Just curious, Logan...is this the site you tried? I clicked on Backcountry Permits and it has the San Juan as a choice

https://navajonationparks.org/permits/backcountry-hiking-camping/


----------



## lmyers (Jun 10, 2008)

2tomcat2 said:


> Just curious, Logan...is this the site you tried? I clicked on Backcountry Permits and it has the San Juan as a choice
> 
> https://navajonationparks.org/permits/backcountry-hiking-camping/


That is a form that you have to print and mail in and wait for them to mail you a permit back..... I did that the first time I did the San Juan and after like 2 months of waiting it never showed up and I had to call their office and have them email it to me.

I was hoping to find a website where you could purchase the permit online, without having to mail a document to them. Just a pay and print sort of thing. The link STD posted would be nice if it worked. It says there is no online availability for any dates in 2018, and to call.... so essentially it appears that nothing has changed.

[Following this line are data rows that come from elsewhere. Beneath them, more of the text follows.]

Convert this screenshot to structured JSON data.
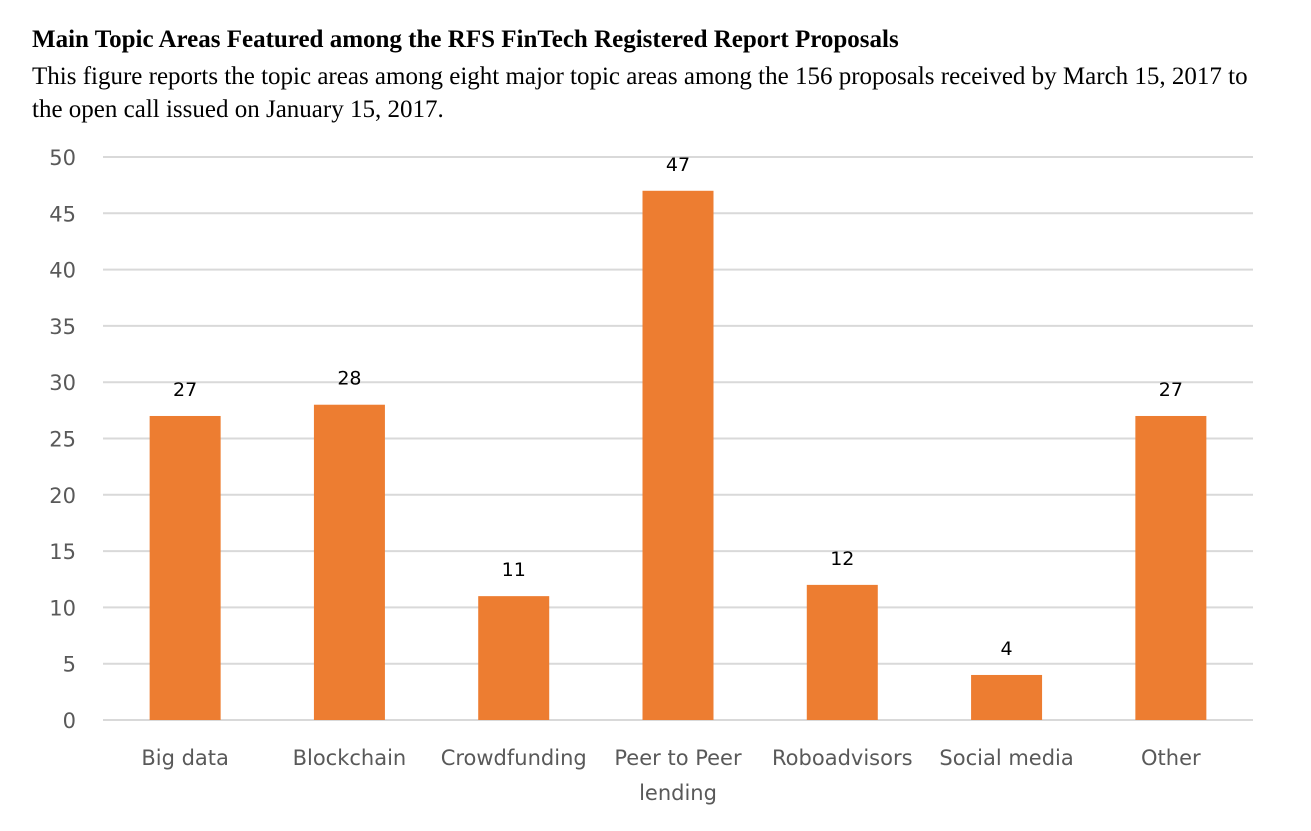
{
  "figure": {
    "title": "Main Topic Areas Featured among the RFS FinTech Registered Report Proposals",
    "caption": "This figure reports the topic areas among eight major topic areas among the 156 proposals received by March 15, 2017 to the open call issued on January 15, 2017."
  },
  "chart_data": {
    "type": "bar",
    "categories": [
      [
        "Big data"
      ],
      [
        "Blockchain"
      ],
      [
        "Crowdfunding"
      ],
      [
        "Peer to Peer",
        "lending"
      ],
      [
        "Roboadvisors"
      ],
      [
        "Social media"
      ],
      [
        "Other"
      ]
    ],
    "values": [
      27,
      28,
      11,
      47,
      12,
      4,
      27
    ],
    "title": "",
    "xlabel": "",
    "ylabel": "",
    "ylim": [
      0,
      50
    ],
    "yticks": [
      0,
      5,
      10,
      15,
      20,
      25,
      30,
      35,
      40,
      45,
      50
    ],
    "grid": true,
    "data_labels": true,
    "legend": "none",
    "colors": {
      "bar": "#ED7D31",
      "grid": "#D9D9D9",
      "tick_text": "#595959",
      "data_label_text": "#000000"
    }
  }
}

We didn't end up getting the permit for our trip. We arrived too late in the evening, and didn't want to add the additional time to the shuttle to go all the way to Monument Valley, or to backtrack to 4 Corners. Still a great trip. Found the remains of an old kiva that didn't appear to be visited very often, and got to float with some whitewater enthusiasts who had never visited the desert southwest.


----------